GlimmerBlocker is no longer maintained and should no longer be used as web sites have migrated from using plain http to using https (i.e. encrypted) which prohibits modification by a proxy unless you resort to install custom SSL certiticates on the client.
You should use a browser extension instead.
It was made as a hobby project during 2007-2008 by Peter Speck. It features both a custom http server and http client and a Mac OS X control panel.
GlimmerBlocker did not only block requests but also allowed for adding custom css and javascript to the pages. It also allowed for modification of the page html before the browser receives the html, which made some modifications much easier than DOM based modifications.
Removed expansion of simple hostnames into the www.*.com version as Safari now has unified URL/search bar and it made Chrome think there always was a www.*.com host for the entered word.
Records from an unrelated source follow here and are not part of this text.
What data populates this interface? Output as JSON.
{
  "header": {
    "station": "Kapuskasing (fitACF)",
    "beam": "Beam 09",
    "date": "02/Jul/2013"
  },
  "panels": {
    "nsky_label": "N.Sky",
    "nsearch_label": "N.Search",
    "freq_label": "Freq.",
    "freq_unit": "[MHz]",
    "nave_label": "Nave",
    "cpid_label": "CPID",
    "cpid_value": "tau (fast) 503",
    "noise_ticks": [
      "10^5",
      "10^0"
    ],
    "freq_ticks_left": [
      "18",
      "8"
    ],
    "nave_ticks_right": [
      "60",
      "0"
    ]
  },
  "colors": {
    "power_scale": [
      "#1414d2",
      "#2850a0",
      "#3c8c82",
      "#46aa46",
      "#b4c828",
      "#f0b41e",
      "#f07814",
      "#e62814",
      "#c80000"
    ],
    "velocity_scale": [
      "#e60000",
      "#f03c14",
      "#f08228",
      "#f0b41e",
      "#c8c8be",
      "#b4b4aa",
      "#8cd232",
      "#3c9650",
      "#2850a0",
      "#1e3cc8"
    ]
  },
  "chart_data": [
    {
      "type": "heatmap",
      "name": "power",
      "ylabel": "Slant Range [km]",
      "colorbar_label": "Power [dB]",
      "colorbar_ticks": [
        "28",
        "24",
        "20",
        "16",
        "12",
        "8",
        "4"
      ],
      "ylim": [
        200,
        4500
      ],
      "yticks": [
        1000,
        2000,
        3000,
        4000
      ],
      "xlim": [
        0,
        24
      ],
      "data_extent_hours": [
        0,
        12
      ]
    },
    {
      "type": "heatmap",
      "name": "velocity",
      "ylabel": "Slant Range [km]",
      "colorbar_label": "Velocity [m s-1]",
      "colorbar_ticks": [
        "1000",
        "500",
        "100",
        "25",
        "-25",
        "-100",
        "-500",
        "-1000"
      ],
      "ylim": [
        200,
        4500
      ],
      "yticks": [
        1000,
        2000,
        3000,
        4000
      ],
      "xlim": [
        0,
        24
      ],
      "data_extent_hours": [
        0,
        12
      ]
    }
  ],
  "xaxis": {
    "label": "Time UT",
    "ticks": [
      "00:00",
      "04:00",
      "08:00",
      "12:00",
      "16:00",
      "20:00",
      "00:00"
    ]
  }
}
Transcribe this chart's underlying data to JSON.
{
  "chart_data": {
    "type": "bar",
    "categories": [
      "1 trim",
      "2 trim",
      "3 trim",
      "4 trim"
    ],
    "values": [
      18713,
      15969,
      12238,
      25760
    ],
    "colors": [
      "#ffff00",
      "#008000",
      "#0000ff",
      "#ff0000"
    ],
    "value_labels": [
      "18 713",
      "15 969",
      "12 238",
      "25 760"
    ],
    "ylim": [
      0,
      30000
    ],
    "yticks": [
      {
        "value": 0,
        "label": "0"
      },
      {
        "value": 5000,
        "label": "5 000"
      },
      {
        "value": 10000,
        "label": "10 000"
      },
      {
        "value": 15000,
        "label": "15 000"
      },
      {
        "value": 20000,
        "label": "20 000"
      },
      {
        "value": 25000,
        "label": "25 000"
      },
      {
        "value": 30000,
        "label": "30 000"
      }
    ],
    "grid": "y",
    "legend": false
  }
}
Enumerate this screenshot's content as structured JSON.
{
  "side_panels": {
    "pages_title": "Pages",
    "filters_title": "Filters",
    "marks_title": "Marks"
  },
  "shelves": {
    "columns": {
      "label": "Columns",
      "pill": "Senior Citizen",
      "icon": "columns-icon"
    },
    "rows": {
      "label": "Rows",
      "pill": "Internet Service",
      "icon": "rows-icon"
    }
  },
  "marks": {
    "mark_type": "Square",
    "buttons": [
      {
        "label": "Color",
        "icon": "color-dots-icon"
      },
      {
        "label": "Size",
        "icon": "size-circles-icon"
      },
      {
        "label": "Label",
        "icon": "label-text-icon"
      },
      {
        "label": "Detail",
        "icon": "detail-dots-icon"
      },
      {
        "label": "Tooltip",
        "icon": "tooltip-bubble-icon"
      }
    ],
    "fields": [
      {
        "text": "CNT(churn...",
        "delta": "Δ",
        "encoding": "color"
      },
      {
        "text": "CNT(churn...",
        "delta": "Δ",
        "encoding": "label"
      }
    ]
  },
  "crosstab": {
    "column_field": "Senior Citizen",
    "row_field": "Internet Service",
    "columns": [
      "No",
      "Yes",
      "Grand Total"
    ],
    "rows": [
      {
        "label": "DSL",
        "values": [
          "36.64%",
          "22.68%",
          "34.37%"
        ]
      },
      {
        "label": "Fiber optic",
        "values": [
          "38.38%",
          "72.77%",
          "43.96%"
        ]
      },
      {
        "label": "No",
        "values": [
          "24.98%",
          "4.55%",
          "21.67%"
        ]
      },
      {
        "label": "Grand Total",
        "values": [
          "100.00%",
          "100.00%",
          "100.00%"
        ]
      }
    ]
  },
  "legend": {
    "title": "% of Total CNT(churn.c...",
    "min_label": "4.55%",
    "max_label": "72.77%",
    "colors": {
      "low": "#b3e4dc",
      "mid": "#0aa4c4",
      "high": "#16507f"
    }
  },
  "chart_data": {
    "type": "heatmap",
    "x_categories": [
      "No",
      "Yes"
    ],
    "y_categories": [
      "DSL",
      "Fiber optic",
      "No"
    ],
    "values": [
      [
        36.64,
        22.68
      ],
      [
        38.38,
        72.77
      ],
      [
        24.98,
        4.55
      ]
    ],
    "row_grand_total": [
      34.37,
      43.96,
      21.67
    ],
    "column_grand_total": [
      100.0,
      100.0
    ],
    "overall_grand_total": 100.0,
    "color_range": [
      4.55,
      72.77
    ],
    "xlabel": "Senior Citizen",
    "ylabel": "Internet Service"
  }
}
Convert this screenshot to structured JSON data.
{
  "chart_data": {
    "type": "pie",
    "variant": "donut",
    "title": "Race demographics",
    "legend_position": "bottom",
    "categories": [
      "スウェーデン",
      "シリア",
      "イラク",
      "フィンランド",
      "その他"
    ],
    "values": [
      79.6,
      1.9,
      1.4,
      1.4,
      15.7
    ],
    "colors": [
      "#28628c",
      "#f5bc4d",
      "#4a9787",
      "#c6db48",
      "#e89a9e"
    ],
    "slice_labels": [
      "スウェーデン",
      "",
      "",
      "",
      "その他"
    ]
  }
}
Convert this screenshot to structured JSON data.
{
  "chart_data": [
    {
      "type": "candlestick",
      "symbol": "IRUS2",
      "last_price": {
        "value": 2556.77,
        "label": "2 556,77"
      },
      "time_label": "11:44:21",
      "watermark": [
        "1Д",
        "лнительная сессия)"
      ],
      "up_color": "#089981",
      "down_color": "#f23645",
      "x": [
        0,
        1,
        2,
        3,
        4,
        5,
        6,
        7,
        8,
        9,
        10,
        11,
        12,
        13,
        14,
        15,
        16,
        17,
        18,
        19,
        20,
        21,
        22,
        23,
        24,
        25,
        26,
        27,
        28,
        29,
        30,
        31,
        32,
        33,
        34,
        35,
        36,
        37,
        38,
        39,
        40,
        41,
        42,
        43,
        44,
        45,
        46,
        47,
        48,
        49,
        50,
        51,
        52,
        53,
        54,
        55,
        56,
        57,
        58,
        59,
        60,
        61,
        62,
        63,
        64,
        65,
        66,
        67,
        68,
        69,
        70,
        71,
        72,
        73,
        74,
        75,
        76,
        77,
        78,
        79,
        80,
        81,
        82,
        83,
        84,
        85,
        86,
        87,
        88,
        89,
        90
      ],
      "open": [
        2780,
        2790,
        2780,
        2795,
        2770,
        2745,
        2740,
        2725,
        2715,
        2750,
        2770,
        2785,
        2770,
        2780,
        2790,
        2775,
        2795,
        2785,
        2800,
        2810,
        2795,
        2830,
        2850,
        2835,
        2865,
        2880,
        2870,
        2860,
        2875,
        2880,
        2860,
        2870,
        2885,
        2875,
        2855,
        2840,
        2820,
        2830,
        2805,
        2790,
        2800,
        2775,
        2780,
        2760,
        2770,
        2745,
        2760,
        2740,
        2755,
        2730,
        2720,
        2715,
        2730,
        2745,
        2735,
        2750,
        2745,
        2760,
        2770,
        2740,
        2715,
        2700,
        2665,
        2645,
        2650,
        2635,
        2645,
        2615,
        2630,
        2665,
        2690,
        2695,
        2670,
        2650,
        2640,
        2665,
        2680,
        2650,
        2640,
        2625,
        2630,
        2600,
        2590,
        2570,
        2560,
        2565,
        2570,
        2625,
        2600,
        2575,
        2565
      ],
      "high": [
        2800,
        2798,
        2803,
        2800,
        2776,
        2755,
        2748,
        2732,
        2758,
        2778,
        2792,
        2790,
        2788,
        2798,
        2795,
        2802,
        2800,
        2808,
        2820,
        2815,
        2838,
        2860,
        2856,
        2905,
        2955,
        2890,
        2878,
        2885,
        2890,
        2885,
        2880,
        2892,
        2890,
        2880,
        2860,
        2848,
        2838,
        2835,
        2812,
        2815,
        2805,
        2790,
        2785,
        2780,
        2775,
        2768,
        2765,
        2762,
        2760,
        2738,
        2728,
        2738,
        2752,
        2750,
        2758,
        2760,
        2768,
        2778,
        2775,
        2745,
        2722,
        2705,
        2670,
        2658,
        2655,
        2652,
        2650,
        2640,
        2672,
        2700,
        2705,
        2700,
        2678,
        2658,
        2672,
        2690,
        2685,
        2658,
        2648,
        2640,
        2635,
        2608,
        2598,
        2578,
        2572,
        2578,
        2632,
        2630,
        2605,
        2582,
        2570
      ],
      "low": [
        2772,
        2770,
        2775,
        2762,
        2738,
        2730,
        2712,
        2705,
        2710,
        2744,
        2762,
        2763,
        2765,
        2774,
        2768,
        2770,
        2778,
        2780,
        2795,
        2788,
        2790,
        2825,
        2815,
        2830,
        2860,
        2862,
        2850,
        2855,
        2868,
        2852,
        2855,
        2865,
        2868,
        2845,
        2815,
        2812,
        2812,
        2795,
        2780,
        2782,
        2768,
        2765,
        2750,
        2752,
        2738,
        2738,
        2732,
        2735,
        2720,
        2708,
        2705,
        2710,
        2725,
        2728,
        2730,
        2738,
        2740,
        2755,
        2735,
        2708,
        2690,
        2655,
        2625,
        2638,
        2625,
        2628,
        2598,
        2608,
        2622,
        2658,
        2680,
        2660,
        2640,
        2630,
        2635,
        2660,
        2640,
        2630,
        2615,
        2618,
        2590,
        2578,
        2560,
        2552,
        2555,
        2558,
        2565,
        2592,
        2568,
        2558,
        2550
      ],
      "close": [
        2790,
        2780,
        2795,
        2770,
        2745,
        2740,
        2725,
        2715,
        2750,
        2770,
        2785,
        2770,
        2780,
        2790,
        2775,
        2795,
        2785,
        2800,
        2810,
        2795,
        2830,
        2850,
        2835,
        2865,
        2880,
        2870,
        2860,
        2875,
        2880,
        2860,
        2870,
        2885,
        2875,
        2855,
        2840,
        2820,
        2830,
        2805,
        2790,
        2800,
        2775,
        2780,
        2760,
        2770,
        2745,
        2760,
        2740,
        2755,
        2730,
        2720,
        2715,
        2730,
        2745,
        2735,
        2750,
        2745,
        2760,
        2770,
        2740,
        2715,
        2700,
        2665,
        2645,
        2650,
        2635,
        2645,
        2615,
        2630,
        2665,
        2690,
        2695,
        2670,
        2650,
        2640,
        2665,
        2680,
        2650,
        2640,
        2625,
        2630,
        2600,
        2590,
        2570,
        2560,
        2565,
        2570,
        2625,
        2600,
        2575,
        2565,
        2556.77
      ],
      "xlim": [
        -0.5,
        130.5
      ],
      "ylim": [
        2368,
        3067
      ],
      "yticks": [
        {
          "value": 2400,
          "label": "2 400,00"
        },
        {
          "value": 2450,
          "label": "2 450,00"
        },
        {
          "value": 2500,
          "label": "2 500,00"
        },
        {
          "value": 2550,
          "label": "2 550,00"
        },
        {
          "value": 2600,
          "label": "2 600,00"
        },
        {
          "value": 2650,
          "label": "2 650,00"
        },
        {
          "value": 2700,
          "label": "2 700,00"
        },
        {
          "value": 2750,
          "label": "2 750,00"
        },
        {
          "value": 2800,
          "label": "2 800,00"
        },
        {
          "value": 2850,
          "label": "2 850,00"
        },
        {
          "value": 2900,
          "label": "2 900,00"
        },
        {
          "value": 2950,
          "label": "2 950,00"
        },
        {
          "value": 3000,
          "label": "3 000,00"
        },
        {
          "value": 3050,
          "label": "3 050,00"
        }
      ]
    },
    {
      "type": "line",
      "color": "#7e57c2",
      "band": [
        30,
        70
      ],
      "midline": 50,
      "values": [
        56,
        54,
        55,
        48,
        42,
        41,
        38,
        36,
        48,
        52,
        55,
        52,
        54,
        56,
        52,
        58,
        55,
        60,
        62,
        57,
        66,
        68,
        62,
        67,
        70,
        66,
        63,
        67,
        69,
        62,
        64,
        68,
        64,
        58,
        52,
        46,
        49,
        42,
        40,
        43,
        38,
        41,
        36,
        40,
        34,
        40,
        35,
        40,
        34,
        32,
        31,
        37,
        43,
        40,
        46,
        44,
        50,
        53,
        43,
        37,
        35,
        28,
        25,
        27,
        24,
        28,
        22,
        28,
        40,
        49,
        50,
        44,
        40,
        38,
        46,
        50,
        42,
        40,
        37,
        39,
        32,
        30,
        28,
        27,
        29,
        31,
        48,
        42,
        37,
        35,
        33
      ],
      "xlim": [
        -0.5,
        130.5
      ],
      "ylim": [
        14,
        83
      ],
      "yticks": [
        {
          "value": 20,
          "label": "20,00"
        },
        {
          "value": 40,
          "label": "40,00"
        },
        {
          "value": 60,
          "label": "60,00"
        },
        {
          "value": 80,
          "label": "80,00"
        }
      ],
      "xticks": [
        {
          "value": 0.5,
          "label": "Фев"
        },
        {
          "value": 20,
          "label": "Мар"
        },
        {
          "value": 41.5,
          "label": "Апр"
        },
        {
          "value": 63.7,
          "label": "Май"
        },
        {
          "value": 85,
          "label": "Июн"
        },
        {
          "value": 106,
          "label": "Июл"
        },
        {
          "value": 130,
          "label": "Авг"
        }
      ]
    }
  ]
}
By report from Daniel Shannon.
Support content-encoding = 'none' as a workaround for some buggy sites ('none' is not a valid value). By report from Cecilia.
Workaround for (proxy) servers which use "Transfer-Encoding: chunked" for content-less responses such as "304 not modified" and expected the client to read the empty response, including the trailing zero-length chunk.
Support for adding/overwriting JavaVM args using /Library/GlimmerBlocker/JavaArgs.plist. By suggestion from Daniel Thill.
Support for java.net.preferIPv6Addresses. Suggested by Niklas Bölter.
Upgraded Rhino to latest git version. By suggesion and info from Zearin.
Minor improvement: Use charset in content-disposition for Safari 6 and later.
This improves naming of movie downloads when the movie title contains non-English letters or special Unicode characters.